In patients receiving concomitant systemic treatment with strong inducers of both CYP3A4 and P-gp the following recommendations apply (see Interactions): for the prevention of stroke and systemic embolism in patients with NVAF and for the prevention of recurrent DVT and PE, apixaban should be used with caution; for the treatment of DVT and treatment of PE, apixaban should not be used since efficacy may be compromised.
Laboratory parameters: Clotting tests [e.g., prothrombin time (PT), INR, and activated partial thromboplastin time (aPTT)] are affected as expected by the mechanism of action of apixaban. Changes observed in these clotting tests at the expected therapeutic dose are small and subject to a high degree of variability (see Pharmacology: Pharmacodynamics under Actions).
Information about excipients Genexiban contains lactose. Patients with rare hereditary problems of galactose intolerance, total lactase deficiency or glucose-galactose malabsorption should not take this medicinal product.
Effect on ability to drive and use machines: Genexiban has no or negligible influence on the ability to drive and use machines.
Patients with renal impairment: Limited clinical data indicate that apixaban plasma concentrations are increased in patients with severe renal impairment (creatinine clearance 15-29 mL/min) which may lead to an increased bleeding risk. For the treatment of DVT, treatment of PE and prevention of recurrent DVT and PE (VTEt), apixaban is to be used with caution in patients with severe renal impairment (creatinine clearance 15-29 mL/min) (see Dosage & Administration and Pharmacology: Pharmacokinetics under Actions).

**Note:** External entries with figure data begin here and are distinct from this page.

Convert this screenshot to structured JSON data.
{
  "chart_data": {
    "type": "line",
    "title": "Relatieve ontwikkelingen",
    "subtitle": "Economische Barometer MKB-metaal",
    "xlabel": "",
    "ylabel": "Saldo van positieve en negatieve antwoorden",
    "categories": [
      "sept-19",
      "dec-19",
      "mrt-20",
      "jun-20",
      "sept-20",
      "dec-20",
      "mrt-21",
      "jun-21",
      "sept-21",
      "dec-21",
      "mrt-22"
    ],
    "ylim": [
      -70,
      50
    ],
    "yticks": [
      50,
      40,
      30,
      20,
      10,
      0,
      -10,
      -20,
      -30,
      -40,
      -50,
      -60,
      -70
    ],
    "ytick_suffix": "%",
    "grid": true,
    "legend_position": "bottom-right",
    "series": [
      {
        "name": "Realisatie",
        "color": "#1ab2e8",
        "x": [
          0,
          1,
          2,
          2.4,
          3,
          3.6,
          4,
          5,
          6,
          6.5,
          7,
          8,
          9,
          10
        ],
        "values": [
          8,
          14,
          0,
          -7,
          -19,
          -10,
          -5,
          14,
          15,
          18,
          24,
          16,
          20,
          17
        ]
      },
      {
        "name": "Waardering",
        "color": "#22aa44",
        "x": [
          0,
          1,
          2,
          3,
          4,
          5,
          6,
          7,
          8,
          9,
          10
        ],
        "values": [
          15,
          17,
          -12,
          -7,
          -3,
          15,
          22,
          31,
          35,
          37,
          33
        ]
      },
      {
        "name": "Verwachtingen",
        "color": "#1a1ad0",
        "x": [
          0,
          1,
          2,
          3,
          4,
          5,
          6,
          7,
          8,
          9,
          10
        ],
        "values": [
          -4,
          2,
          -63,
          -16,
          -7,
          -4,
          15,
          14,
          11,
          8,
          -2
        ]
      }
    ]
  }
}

For the prevention of stroke and systemic embolism in patients with NVAF, patients with severe renal impairment (creatinine clearance 15-29 mL/min), and patients with serum creatinine ≥1.5 mg/dL (133 micromole/L) associated with age ≥80 years or body weight ≤60 kg should receive the lower dose of apixaban 2.5 mg twice daily (see Dosage & Administration); In patients with creatinine clearance <15 mL/min, or in patients undergoing dialysis, there is no clinical experience therefore apixaban is not recommended (see Dosage & Administration and Pharmacology: Pharmacokinetics under Actions).
Patients with hepatic impairment: Apixaban is contraindicated in patients with hepatic disease associated with coagulopathy and clinically relevant bleeding risk (see Contraindications).
It is not recommended in patients with severe hepatic impairment (see Pharmacology: Pharmacokinetics under Actions).
It should be used with caution in patients with mild or moderate hepatic impairment (Child Pugh A or B) (see Dosage & Administration and Pharmacology: Pharmacokinetics under Actions).
Patients with elevated liver enzymes ALT/AST >2 x ULN or total bilirubin ≥1.5 x ULN were excluded in clinical studies. Therefore, apixaban should be used cautiously in this population (see Pharmacology: Pharmacokinetics under Actions). Prior to initiating apixaban, liver function testing should be performed.
Use in the Elderly: Increasing age may increase haemorrhagic risk (see Pharmacology: Pharmacokinetics under Actions).
Also, the co-administration of apixaban with ASA in elderly patients should be used cautiously because of a potentially higher bleeding risk.